31 Gennaio 2018

Truffa delle auto, risarciti i clienti

l’ inchiesta sui veicoli rubati, venduti per nuovi da un concessionario locale, prosegue in altre regioni intanto, grazie al codacons, gli acquirenti hanno ottenuto i primi rimborsi. la battaglia legale continua
IL CASO C’ è una svolta nel caso delle auto risultate rubate e vendute ad ignari acquirenti da un concessionario di Civitavecchia. Il Codacons è riuscito ad ottenere il rimborso delle rate delle finanziarie pagate fino ad oggi da chi ha comprato quelle macchine. «Siamo molto soddisfatti di essere riusciti ad ottenere questo primo risarcimento commenta la presidente regionale Sabrina De Paolis adesso stiamo lavorando per cercare di ottenere anche il rimborso del denaro versato come acconto direttamente al concessionario». Su questo sta ancora lavorando l’ ufficio legale dell’ associazione dei consumatori, capitanato dall’ avvocato Emanuela Di Paolo, di cui la stessa De Paolis ha voluto sottolineare l’ ottimo lavoro fin qui svolto. Nessuna novità invece in merito alle indagini, che si sono allargate a livello nazionale dopo che si è scoperto che quelle vetture provenivano dalle Marche e dall’ Abruzzo, tanto che l’ inchiesta è coordinata dalla Procura di Roma.
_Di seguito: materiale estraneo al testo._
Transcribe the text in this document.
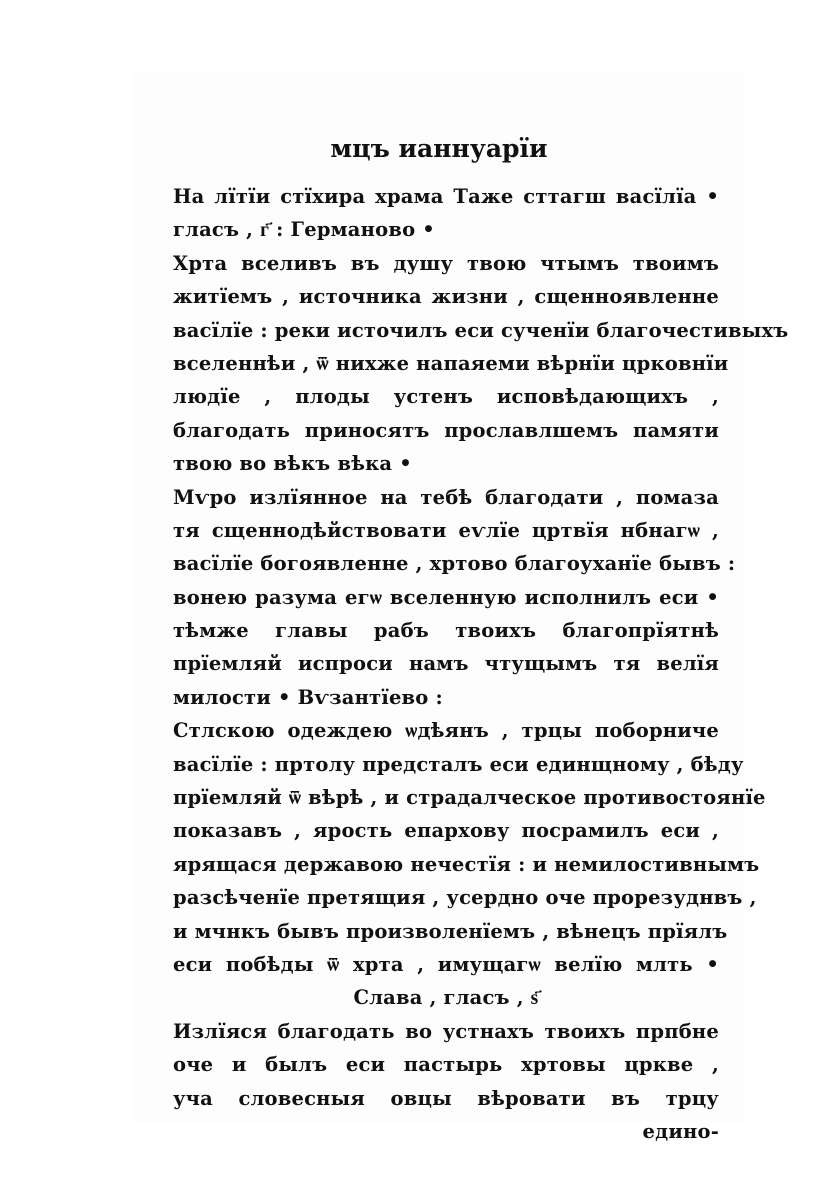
мцъ ианнуарїи
На лїтїи стїхира храма Таже сттагш васїлїа •
гласъ , г҃ : Германово •
Хрта вселивъ въ душу твою чтымъ твоимъ
житїемъ , источника жизни , сщенноявленне
васїлїе : реки источилъ еси сученїи благочестивыхъ
вселеннѣи , ѿ нихже напаяеми вѣрнїи црковнїи
людїе , плоды устенъ исповѣдающихъ ,
благодать приносятъ прославлшемъ памяти
твою во вѣкъ вѣка •
Мѵро излїянное на тебѣ благодати , помаза
тя сщеннодѣйствовати еѵлїе цртвїя нбнагѡ ,
васїлїе богоявленне , хртово благоуханїе бывъ :
вонею разума егѡ вселенную исполнилъ еси •
тѣмже главы рабъ твоихъ благопрїятнѣ
прїемляй испроси намъ чтущымъ тя велїя
милости • Вѵзантїево :
Стлскою одеждею ѡдѣянъ , трцы поборниче
васїлїе : пртолу предсталъ еси единщному , бѣду
прїемляй ѿ вѣрѣ , и страдалческое противостоянїе
показавъ , ярость епархову посрамилъ еси ,
ярящася державою нечестїя : и немилостивнымъ
разсѣченїе претящия , усердно оче прорезуднвъ ,
и мчнкъ бывъ произволенїемъ , вѣнецъ прїялъ
еси побѣды ѿ хрта , имущагѡ велїю млть •
Слава , гласъ , ѕ҃
Излїяся благодать во устнахъ твоихъ прпбне
оче и былъ еси пастырь хртовы црквe ,
уча словесныя овцы вѣровати въ трцу
едино-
Il caso è nato quasi per caso, dopo che una pattuglia della Polizia stradale locale ha fermato durante un posto di blocco per un normale controllo una di queste auto. Gli agenti si sono accorti che qualcosa non quadrava nella documentazione di quell’ auto. Così, dopo aver svolto accertamenti più approfonditi, hanno scoperto che risultava rubata e che era stata venduta da un concessionario cittadino. Le verifiche della polizia hanno portato a scoprire che altre auto, una decina circa, risultavano rubate ed anche queste erano state vendute dallo stesso rivenditore. Ma dall’ indagine è poi emerso che lo stesso concessionario era stato a sua volta truffato. Aveva infatti acquistato le auto in modo del tutto regolare, senza sapere che invece erano proventi di frutto. Auto acquistate proprio da venditori abruzzesi e marchigiani. Ma dall’ indagine sembra che il giro sia molto più largo e coinvolga anche altre zone della penisola. Le auto erano contraffatte in modo quasi perfetto, tanto che non è stato semplice per gli inquirenti accorgersi che in realtà erano rubate. Stefano Pettinari © RIPRODUZIONE RISERVATA.